PATIENTS AND METHODS

Patients

From November 2010 to April 2020, patients diagnosed with extragastric MALT lymphoma at three cancer centers (Wuhan Union Hospital, He Nan Cancer Hospital, and Sichuan Provincial People's Hospital) were screened as the training cohort for nomogram construction. The validation cohort was recruited from another three hospitals (Sun Yat‐sen University Cancer Center, West China Hospital, and Sichuan Cancer Hospital & Institute). The inclusion criteria were as follows: histologically proven MALT lymphoma according to the WHO Classification of Tumors of Hematopoietic and Lymphoid Tissue and complete follow‐up data and clinical information. Patients lacking clinical data or who were diagnosed with primary gastric or splenic MZL were excluded. The primary sites of extra‐gastric MALT lymphoma in our study include orbital, thyroid, salivary gland, lung, mediastinal, soft tissue. The “other” included upper airways, breast, intestinal sites, liver, tonsil, tongue, colon, and skin which were rare sites, it also included advanced MALT lymphoma which was extensively invaded and cannot be identified as the primary site. This study was approved by the ethics committee of Sun Yat‐sen University Cancer Center. The project was also approved by the institutional review board of each participating institution.

Clinical indicators and outcomes

We collected data regarding the following clinical features: sex, age, Ann Arbor stage, Eastern Cooperative Oncology Group performance status (ECOG PS), lactate dehydrogenase (LDH), β2‐microglobulin, erythrocyte sedimentation rate (ESR), platelet (PLT), hemoglobin (Hb), lymphocytes, neutrophils, monocytes, neutrophil‐to‐lymphocyte ratio (NLR), lymphocyte‐to‐monocyte ratio (LMR), IPI, MALT‐IPI, Ki67 level, extranodal involvement status, and hepatitis B virus surface antigen (HBsAg) status at diagnosis. Other clinical indicators included the curative effect of the first‐line treatment and treatment type information (radiotherapy, surgery, or immunotherapy).
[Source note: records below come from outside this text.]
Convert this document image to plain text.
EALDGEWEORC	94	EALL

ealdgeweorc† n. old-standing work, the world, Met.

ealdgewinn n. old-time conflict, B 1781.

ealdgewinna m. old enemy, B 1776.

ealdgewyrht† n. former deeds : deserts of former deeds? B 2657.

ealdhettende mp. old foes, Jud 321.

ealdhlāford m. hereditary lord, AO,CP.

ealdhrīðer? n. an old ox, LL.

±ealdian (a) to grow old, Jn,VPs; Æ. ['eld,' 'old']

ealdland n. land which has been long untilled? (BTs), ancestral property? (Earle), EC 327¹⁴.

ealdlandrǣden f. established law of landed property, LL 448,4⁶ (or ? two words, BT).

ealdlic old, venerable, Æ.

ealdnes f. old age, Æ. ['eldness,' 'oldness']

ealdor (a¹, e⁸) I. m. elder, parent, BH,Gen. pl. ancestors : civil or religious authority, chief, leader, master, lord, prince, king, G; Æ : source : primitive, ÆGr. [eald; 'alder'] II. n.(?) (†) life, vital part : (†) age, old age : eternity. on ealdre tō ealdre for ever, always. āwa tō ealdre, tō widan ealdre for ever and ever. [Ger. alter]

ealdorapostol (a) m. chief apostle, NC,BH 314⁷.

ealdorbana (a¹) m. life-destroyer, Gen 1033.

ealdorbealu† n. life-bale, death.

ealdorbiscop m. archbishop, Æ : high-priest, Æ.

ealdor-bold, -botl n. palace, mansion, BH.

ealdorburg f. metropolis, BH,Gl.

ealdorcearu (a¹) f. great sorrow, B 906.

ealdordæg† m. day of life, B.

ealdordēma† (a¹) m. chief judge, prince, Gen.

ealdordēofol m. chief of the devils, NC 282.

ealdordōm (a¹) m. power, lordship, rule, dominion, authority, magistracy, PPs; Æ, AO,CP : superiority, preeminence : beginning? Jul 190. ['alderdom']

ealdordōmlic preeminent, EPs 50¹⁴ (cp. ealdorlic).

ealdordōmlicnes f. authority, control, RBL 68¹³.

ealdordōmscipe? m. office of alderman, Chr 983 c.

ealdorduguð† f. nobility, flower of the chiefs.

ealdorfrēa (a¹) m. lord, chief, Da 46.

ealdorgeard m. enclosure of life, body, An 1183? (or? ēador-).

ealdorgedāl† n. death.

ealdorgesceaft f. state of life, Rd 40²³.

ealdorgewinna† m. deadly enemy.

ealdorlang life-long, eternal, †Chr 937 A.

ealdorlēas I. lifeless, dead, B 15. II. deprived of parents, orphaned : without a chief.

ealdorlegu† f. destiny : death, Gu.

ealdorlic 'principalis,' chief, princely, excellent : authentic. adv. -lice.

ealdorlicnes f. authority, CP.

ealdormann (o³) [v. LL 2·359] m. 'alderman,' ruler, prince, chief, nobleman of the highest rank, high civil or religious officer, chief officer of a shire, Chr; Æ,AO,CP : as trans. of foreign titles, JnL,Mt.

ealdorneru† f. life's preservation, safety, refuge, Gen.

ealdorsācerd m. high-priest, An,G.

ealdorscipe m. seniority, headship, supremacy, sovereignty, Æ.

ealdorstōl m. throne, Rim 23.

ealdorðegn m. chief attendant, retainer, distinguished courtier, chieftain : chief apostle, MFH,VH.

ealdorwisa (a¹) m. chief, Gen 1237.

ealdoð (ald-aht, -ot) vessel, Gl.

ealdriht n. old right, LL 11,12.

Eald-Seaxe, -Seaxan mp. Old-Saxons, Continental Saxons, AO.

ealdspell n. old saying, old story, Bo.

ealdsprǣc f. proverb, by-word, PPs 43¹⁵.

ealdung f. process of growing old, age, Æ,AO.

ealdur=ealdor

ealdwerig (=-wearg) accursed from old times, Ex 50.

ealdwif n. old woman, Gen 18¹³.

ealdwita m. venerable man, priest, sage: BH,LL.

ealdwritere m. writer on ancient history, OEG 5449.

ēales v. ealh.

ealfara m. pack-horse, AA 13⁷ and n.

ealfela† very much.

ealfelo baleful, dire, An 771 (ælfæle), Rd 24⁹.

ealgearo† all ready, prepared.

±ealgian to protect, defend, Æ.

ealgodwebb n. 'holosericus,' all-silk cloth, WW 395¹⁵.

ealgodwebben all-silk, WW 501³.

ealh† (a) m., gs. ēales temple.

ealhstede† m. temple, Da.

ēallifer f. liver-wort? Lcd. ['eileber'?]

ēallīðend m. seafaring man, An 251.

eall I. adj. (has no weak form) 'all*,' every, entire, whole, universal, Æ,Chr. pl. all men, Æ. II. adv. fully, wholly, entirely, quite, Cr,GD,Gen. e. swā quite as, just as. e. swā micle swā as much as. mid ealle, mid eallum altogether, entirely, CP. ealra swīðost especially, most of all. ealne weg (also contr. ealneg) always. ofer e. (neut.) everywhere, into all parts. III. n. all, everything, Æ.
The indicators above were included according to prognostic indicators recommended in the guidelines or reported in previous studies. The NLR was defined as the ratio of the absolute neutrophil count (ANC) to the absolute lymphocyte count (ALC). The LMR was the ratio between the ALC and the monocyte count. Progression‐free survival (PFS) was defined as the time from diagnosis to disease progression, relapse, or death from any cause, with censoring at the time of the last follow‐up. OS was defined as the time from diagnosis to death from any cause, with censoring at the time of the last follow‐up.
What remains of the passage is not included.